Quando o primeiro-ministro britânico Harold Macmillan demitiu seis ministros em 1963, Harold Wilson, o líder da oposição, notou com satisfação que ele havia demitido metade do gabinete. Mas acrescentou secamente: "Foi a metade errada".
Em Washington, ocorreu a dramática renúncia dos dois principais expoentes da política econômica do governo Bush. Mas o famoso insulto de Wilson parece pouco adequado às circunstâncias da renúncia de Paul O'Neill e Larry Lindsey. De fato, depois da saída de Harvey Pitt da presidência da Securities and Exchange Commission (SEC, o órgão federal norte-americano que regulamenta e fiscaliza os mercados de valores mobiliários), parece que o presidente Bush agiu para eliminar três dos principais pontos fracos de seu governo.
À medida que a economia dos Estados Unidos vacilava, nos últimos dois anos, sob a influência do colapso nos mercados financeiros e dos escândalos de governança corporativa, O'Neill, Lindsey e Pitt apresentaram um espetáculo subsidiário contínuo com suas gafes, declarações equivocadas e tropeços,os quais, embora fornecessem entretenimento para a mídia, solaparam a reputação do governo em termos de competência na política econômica. A saída deles tem por claro objetivo encerrar esse espetáculo.

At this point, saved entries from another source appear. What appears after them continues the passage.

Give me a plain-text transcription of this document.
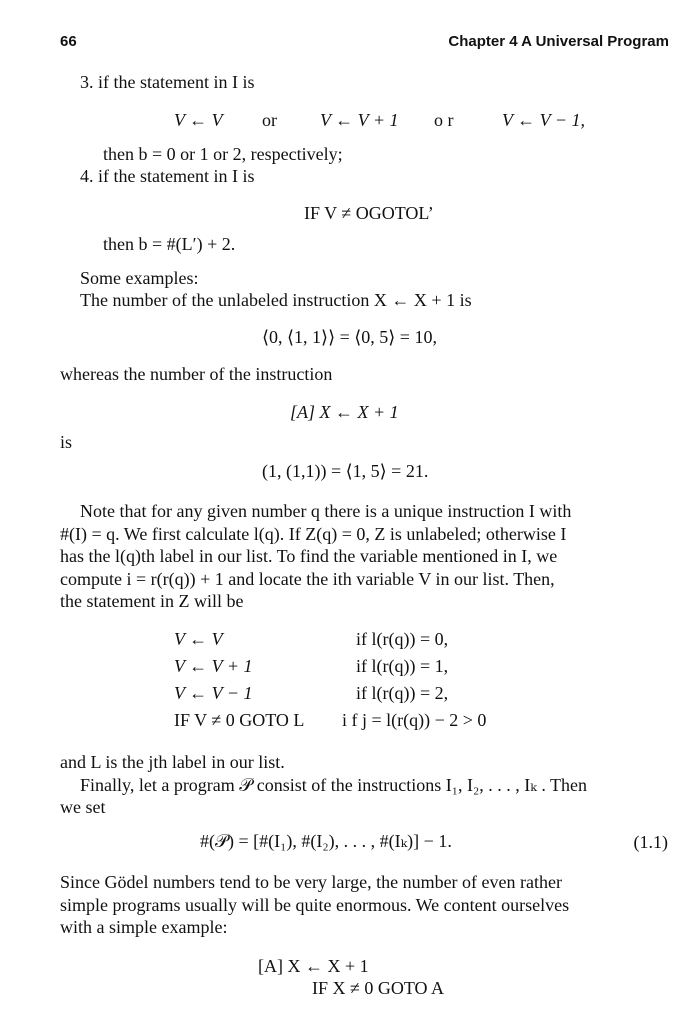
66	Chapter 4 A Universal Program
3. if the statement in I is
V ← V or V ← V + 1 o r	V ← V − 1,
then b = 0 or 1 or 2, respectively;
4. if the statement in I is
IF V ≠ OGOTOL’
then b = #(L′) + 2.
Some examples:
The number of the unlabeled instruction X ← X + 1 is
⟨0, ⟨1, 1⟩⟩ = ⟨0, 5⟩ = 10,
whereas the number of the instruction
[A] X ← X + 1
is
(1, (1,1)) = ⟨1, 5⟩ = 21.
Note that for any given number q there is a unique instruction I with
#(I) = q. We first calculate l(q). If Z(q) = 0, Z is unlabeled; otherwise I
has the l(q)th label in our list. To find the variable mentioned in I, we
compute i = r(r(q)) + 1 and locate the ith variable V in our list. Then,
the statement in Z will be
V ← V	if l(r(q)) = 0,
V ← V + 1	if l(r(q)) = 1,
V ← V − 1	if l(r(q)) = 2,
IF V ≠ 0 GOTO L i f j = l(r(q)) − 2 > 0
and L is the jth label in our list.
Finally, let a program 𝒫 consist of the instructions I₁, I₂, . . . , Iₖ . Then
we set
#(𝒫) = [#(I₁), #(I₂), . . . , #(Iₖ)] − 1.	(1.1)
Since Gödel numbers tend to be very large, the number of even rather
simple programs usually will be quite enormous. We content ourselves
with a simple example:
[A] X ← X + 1
IF X ≠ 0 GOTO A
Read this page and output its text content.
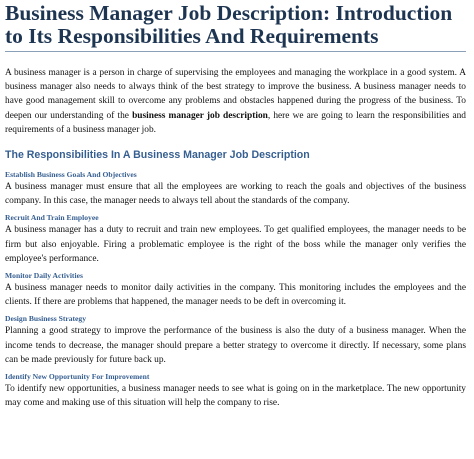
Business Manager Job Description: Introduction to Its Responsibilities And Requirements

A business manager is a person in charge of supervising the employees and managing the workplace in a good system. A business manager also needs to always think of the best strategy to improve the business. A business manager needs to have good management skill to overcome any problems and obstacles happened during the progress of the business. To deepen our understanding of the business manager job description, here we are going to learn the responsibilities and requirements of a business manager job.

The Responsibilities In A Business Manager Job Description
Establish Business Goals And Objectives

A business manager must ensure that all the employees are working to reach the goals and objectives of the business company. In this case, the manager needs to always tell about the standards of the company.

Recruit And Train Employee

A business manager has a duty to recruit and train new employees. To get qualified employees, the manager needs to be firm but also enjoyable. Firing a problematic employee is the right of the boss while the manager only verifies the employee's performance.

Monitor Daily Activities

A business manager needs to monitor daily activities in the company. This monitoring includes the employees and the clients. If there are problems that happened, the manager needs to be deft in overcoming it.

Design Business Strategy

Planning a good strategy to improve the performance of the business is also the duty of a business manager. When the income tends to decrease, the manager should prepare a better strategy to overcome it directly. If necessary, some plans can be made previously for future back up.

Identify New Opportunity For Improvement

To identify new opportunities, a business manager needs to see what is going on in the marketplace. The new opportunity may come and making use of this situation will help the company to rise.
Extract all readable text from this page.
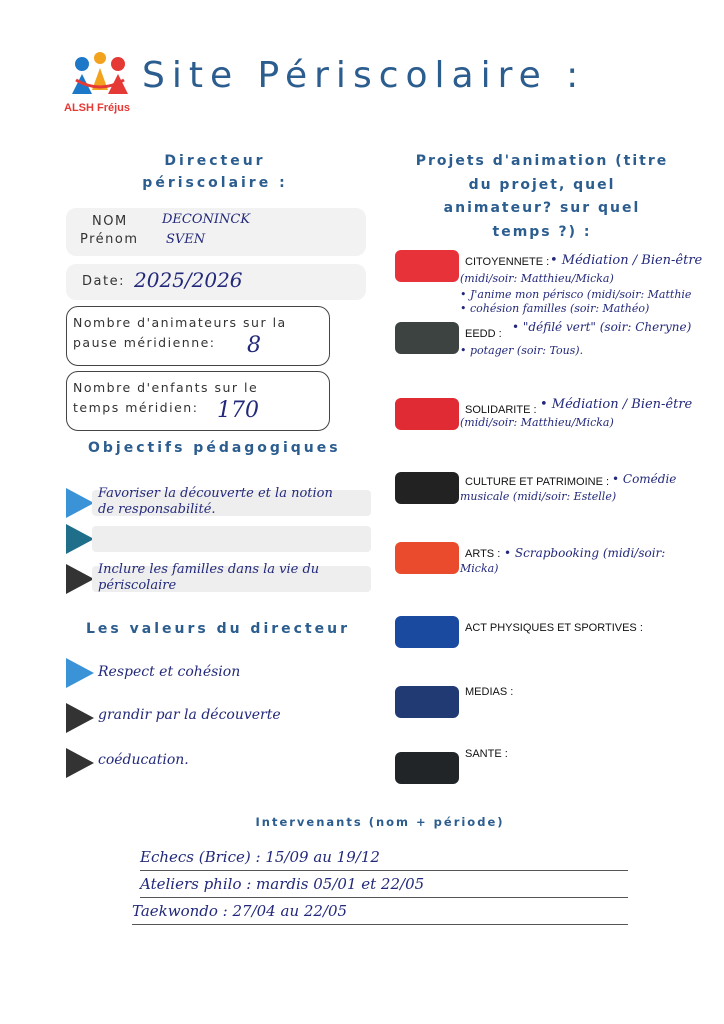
ALSH Fréjus
Site Périscolaire :
Directeur
périscolaire :
NOM
Prénom
DECONINCK
SVEN
Date: 2025/2026
Nombre d'animateurs sur la
pause méridienne: 8
Nombre d'enfants sur le
temps méridien: 170
Objectifs pédagogiques
Favoriser la découverte et la notion
de responsabilité.
Inclure les familles dans la vie du
périscolaire
Les valeurs du directeur
Respect et cohésion
grandir par la découverte
coéducation.
Projets d'animation (titre
du projet, quel
animateur? sur quel
temps ?) :
CITOYENNETE : • Médiation / Bien-être
(midi/soir: Matthieu/Micka)
• J'anime mon périsco (midi/soir: Matthie
• cohésion familles (soir: Mathéo)
EEDD : • "défilé vert" (soir: Cheryne)
• potager (soir: Tous).
SOLIDARITE : • Médiation / Bien-être
(midi/soir: Matthieu/Micka)
CULTURE ET PATRIMOINE : • Comédie
musicale (midi/soir: Estelle)
ARTS : • Scrapbooking (midi/soir:
Micka)
ACT PHYSIQUES ET SPORTIVES :
MEDIAS :
SANTE :
Intervenants (nom + période)
Echecs (Brice) : 15/09 au 19/12
Ateliers philo : mardis 05/01 et 22/05
Taekwondo : 27/04 au 22/05
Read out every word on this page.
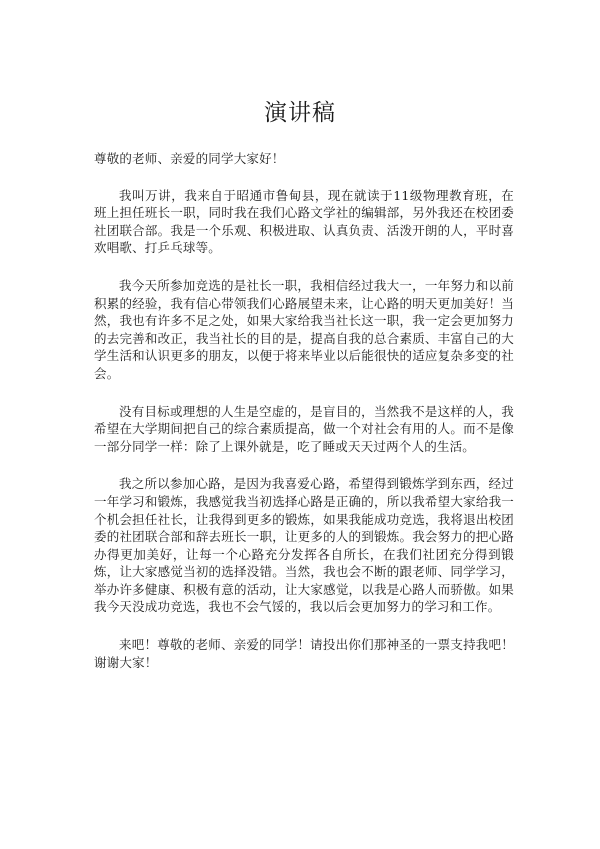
演讲稿

尊敬的老师、亲爱的同学大家好！

我叫万讲，我来自于昭通市鲁甸县，现在就读于11级物理教育班，在班上担任班长一职，同时我在我们心路文学社的编辑部，另外我还在校团委社团联合部。我是一个乐观、积极进取、认真负责、活泼开朗的人，平时喜欢唱歌、打乒乓球等。

我今天所参加竞选的是社长一职，我相信经过我大一，一年努力和以前积累的经验，我有信心带领我们心路展望未来，让心路的明天更加美好！当然，我也有许多不足之处，如果大家给我当社长这一职，我一定会更加努力的去完善和改正，我当社长的目的是，提高自我的总合素质、丰富自己的大学生活和认识更多的朋友，以便于将来毕业以后能很快的适应复杂多变的社会。

没有目标或理想的人生是空虚的，是盲目的，当然我不是这样的人，我希望在大学期间把自己的综合素质提高，做一个对社会有用的人。而不是像一部分同学一样：除了上课外就是，吃了睡或天天过两个人的生活。

我之所以参加心路，是因为我喜爱心路，希望得到锻炼学到东西，经过一年学习和锻炼，我感觉我当初选择心路是正确的，所以我希望大家给我一个机会担任社长，让我得到更多的锻炼，如果我能成功竞选，我将退出校团委的社团联合部和辞去班长一职，让更多的人的到锻炼。我会努力的把心路办得更加美好，让每一个心路充分发挥各自所长，在我们社团充分得到锻炼，让大家感觉当初的选择没错。当然，我也会不断的跟老师、同学学习，举办许多健康、积极有意的活动，让大家感觉，以我是心路人而骄傲。如果我今天没成功竞选，我也不会气馁的，我以后会更加努力的学习和工作。

来吧！尊敬的老师、亲爱的同学！请投出你们那神圣的一票支持我吧！谢谢大家！
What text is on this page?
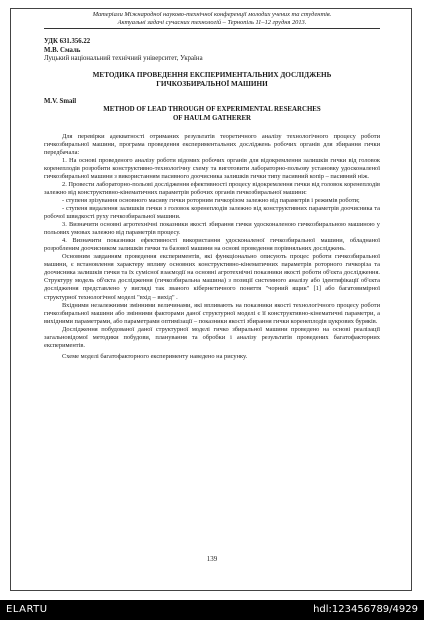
Матеріали Міжнародної науково-технічної конференції молодих учених та студентів.
Актуальні задачі сучасних технологій – Тернопіль 11–12 грудня 2013.
УДК 631.356.22
М.В. Смаль
Луцький національний технічний університет, Україна
МЕТОДИКА ПРОВЕДЕННЯ ЕКСПЕРИМЕНТАЛЬНИХ ДОСЛІДЖЕНЬ
ГИЧКОЗБИРАЛЬНОЇ МАШИНИ
M.V. Smail
METHOD OF LEAD THROUGH OF EXPERIMENTAL RESEARCHES
OF HAULM GATHERER

Для перевірки адекватності отриманих результатів теоретичного аналізу технологічного процесу роботи гичкозбиральної машини, програма проведення експериментальних досліджень робочих органів для збирання гички передбачала:

1. На основі проведеного аналізу роботи відомих робочих органів для відокремлення залишків гички від головок коренеплодів розробити конструктивно-технологічну схему та виготовити лабораторно-польову установку удосконаленої гичкозбиральної машини з використанням пасивного доочисника залишків гички типу пасивний копір – пасивний ніж.

2. Провести лабораторно-польові дослідження ефективності процесу відокремлення гички від головок коренеплодів залежно від конструктивно-кінематичних параметрів робочих органів гичкозбиральної машини:

- ступеня зрізування основного масиву гички роторним гичкорізом залежно від параметрів і режимів роботи;

- ступеня видалення залишків гички з головок коренеплодів залежно від конструктивних параметрів доочисника та робочої швидкості руху гичкозбиральної машини.

3. Визначити основні агротехнічні показники якості збирання гички удосконаленою гичкозбиральною машиною у польових умовах залежно від параметрів процесу.

4. Визначити показники ефективності використання удосконаленої гичкозбиральної машини, обладнаної розробленим доочисником залишків гички та базової машини на основі проведення порівняльних досліджень.

Основним завданням проведення експериментів, які функціонально описують процес роботи гичкозбиральної машини, є встановлення характеру впливу основних конструктивно-кінематичних параметрів роторного гичкоріза та доочисника залишків гички та їх сумісної взаємодії на основні агротехнічні показники якості роботи об'єкта дослідження. Структуру модель об'єкта дослідження (гичкозбиральна машина) з позиції системного аналізу або ідентифікації об'єкта дослідження представлено у вигляді так званого кібернетичного поняття "чорний ящик" [1] або багатовимірної структурної технологічної моделі "вхід – вихід" .

Вхідними незалежними змінними величинами, які впливають на показники якості технологічного процесу роботи гичкозбиральної машини або змінними факторами даної структурної моделі є її конструктивно-кінематичні параметри, а вихідними параметрами, або параметрами оптимізації – показники якості збирання гички коренеплодів цукрових буряків.

Дослідження побудованої даної структурної моделі гичко збиральної машини проведено на основі реалізації загальновідомої методики побудови, планування та обробки і аналізу результатів проведених багатофакторних експериментів.

Схеме моделі багатофакторного експерименту наведено на рисунку.
139
ELARTU	hdl:123456789/4929
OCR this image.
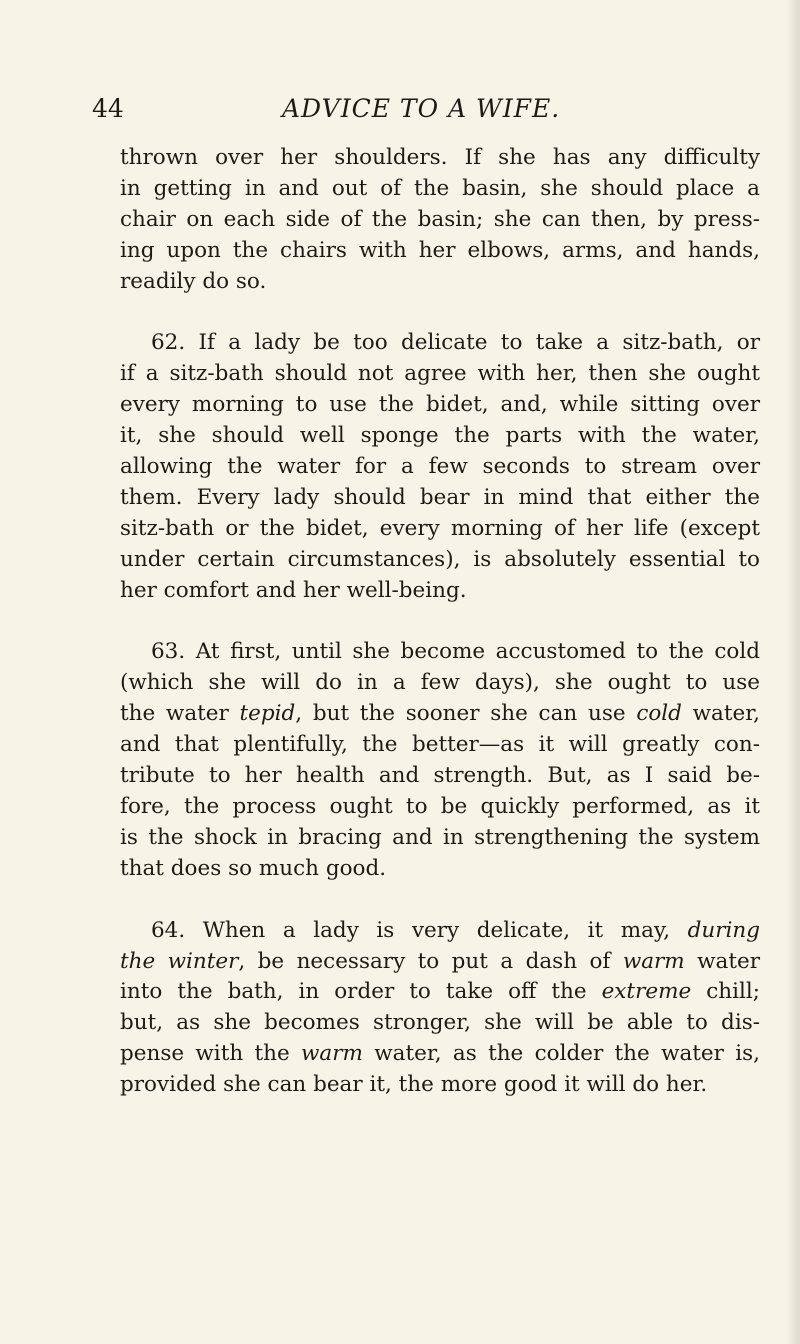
44	ADVICE TO A WIFE.
thrown over her shoulders. If she has any difficulty
in getting in and out of the basin, she should place a
chair on each side of the basin; she can then, by press-
ing upon the chairs with her elbows, arms, and hands,
readily do so.
62. If a lady be too delicate to take a sitz-bath, or
if a sitz-bath should not agree with her, then she ought
every morning to use the bidet, and, while sitting over
it, she should well sponge the parts with the water,
allowing the water for a few seconds to stream over
them. Every lady should bear in mind that either the
sitz-bath or the bidet, every morning of her life (except
under certain circumstances), is absolutely essential to
her comfort and her well-being.
63. At first, until she become accustomed to the cold
(which she will do in a few days), she ought to use
the water tepid, but the sooner she can use cold water,
and that plentifully, the better—as it will greatly con-
tribute to her health and strength. But, as I said be-
fore, the process ought to be quickly performed, as it
is the shock in bracing and in strengthening the system
that does so much good.
64. When a lady is very delicate, it may, during
the winter, be necessary to put a dash of warm water
into the bath, in order to take off the extreme chill;
but, as she becomes stronger, she will be able to dis-
pense with the warm water, as the colder the water is,
provided she can bear it, the more good it will do her.
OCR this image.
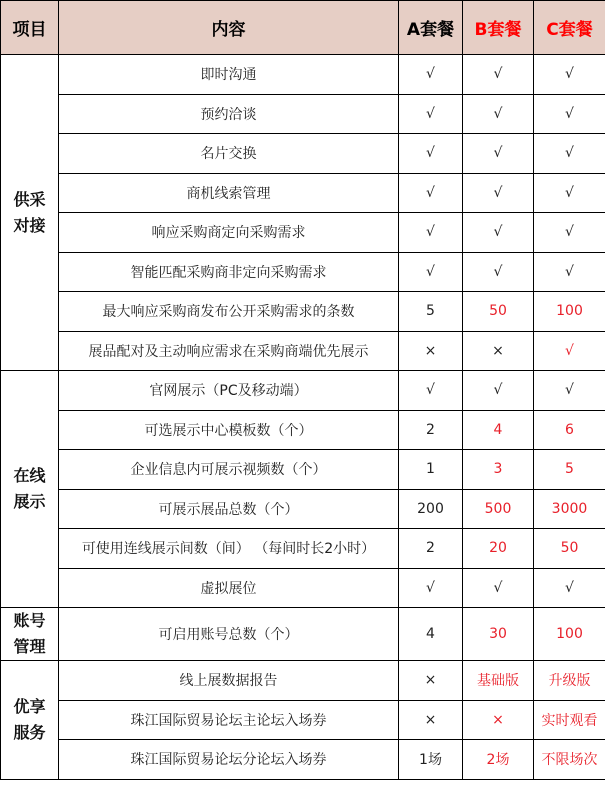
项目	内容	A套餐	B套餐	C套餐

供采
对接	即时沟通	√	√	√
	预约洽谈	√	√	√
	名片交换	√	√	√
	商机线索管理	√	√	√
	响应采购商定向采购需求	√	√	√
	智能匹配采购商非定向采购需求	√	√	√
	最大响应采购商发布公开采购需求的条数	5	50	100
	展品配对及主动响应需求在采购商端优先展示	×	×	√

在线
展示	官网展示（PC及移动端）	√	√	√
	可选展示中心模板数（个）	2	4	6
	企业信息内可展示视频数（个）	1	3	5
	可展示展品总数（个）	200	500	3000
	可使用连线展示间数（间） （每间时长2小时）	2	20	50
	虚拟展位	√	√	√

账号
管理	可启用账号总数（个）	4	30	100

优享
服务	线上展数据报告	×	基础版	升级版
	珠江国际贸易论坛主论坛入场券	×	×	实时观看
	珠江国际贸易论坛分论坛入场券	1场	2场	不限场次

Vindos de um presidente conhecido por sua ferrenha lealdade a seus amigos e assessores, os acontecimentos de ontem foram um lembrete de o quanto a política pode ser brutal. Primeiro, O'Neill anunciou, por meio da divulgação de uma carta notavelmente seca ao presidente, que estava deixando o gabinete. Foi um prazer, ressaltou ele em tom acerbo, servir o país em tempos tão "desafiadores".
Caso restasse alguma dúvida, poucos minutos depois a Casa Branca anunciou que O'Neill deixara o posto a pedido do presidente. E então, enquanto Washington estava digerindo as notícias quanto à partida do secretário do Tesouro, o governo informou que Lindsey também estava deixando seu posto como presidente do Conselho Econômico Nacional da Casa Branca e principal assessor econômico de Bush.
Já era claro há algum tempo que uma reforma na equipe econômica do governo Bush estava sendo preparada, e que era provável que acontecesse logo depois das eleições para o Congresso, no mês passado. O principal alvo da Casa Branca durante todo o processo, de acordo com funcionários do governo, era O'Neill. O apreço do secretário pelas saraivadas verbais impensadas causou repetidos embaraços ao presidente.
Algumas das gafes eram simplesmente motivo de risada, como a sua observação de que "se excetuarmos Three Mile Island e Chernobyl, o histórico da energia nuclear vem sendo muito bom". Algumas custaram caro ao governo. Em diversas ocasiões, sua disposição apressada de se pronunciar sobre acontecimentos nos mercados de câmbio internacionais causou quedas severas na cotação do dólar. Suas declarações desdenhosas, meses atrás, em um momento em que o Brasil estava afundado em negociações com o FMI, quanto à probabilidade de que novos empréstimos "terminassem em contas numeradas na Suíça", provavelmente elevou em US$ 10 bilhões o montante do pacote do FMI para o país, já que a instituição multilateral de crédito e o governo norte-americano tiveram de reparar os danos causados pela declaração à credibilidade dos pacotes do Fundo.
Mas o mais importante é que as receitas políticas de O'Neill, e não suas declarações infames, é que parecem ter causado o maior dano à sua posição no governo. Desde o começo, expressou ceticismo quanto ao uso da política fiscal como ferramenta de estímulo à economia. E já que o estímulo fiscal passou a ser o principal argumento de Bush em defesa de seu corte de impostos de US$ 1,35 trilhão aprovado pelo Congresso em 2001, a atitude dele era de pouca ajuda, para dizer o mínimo.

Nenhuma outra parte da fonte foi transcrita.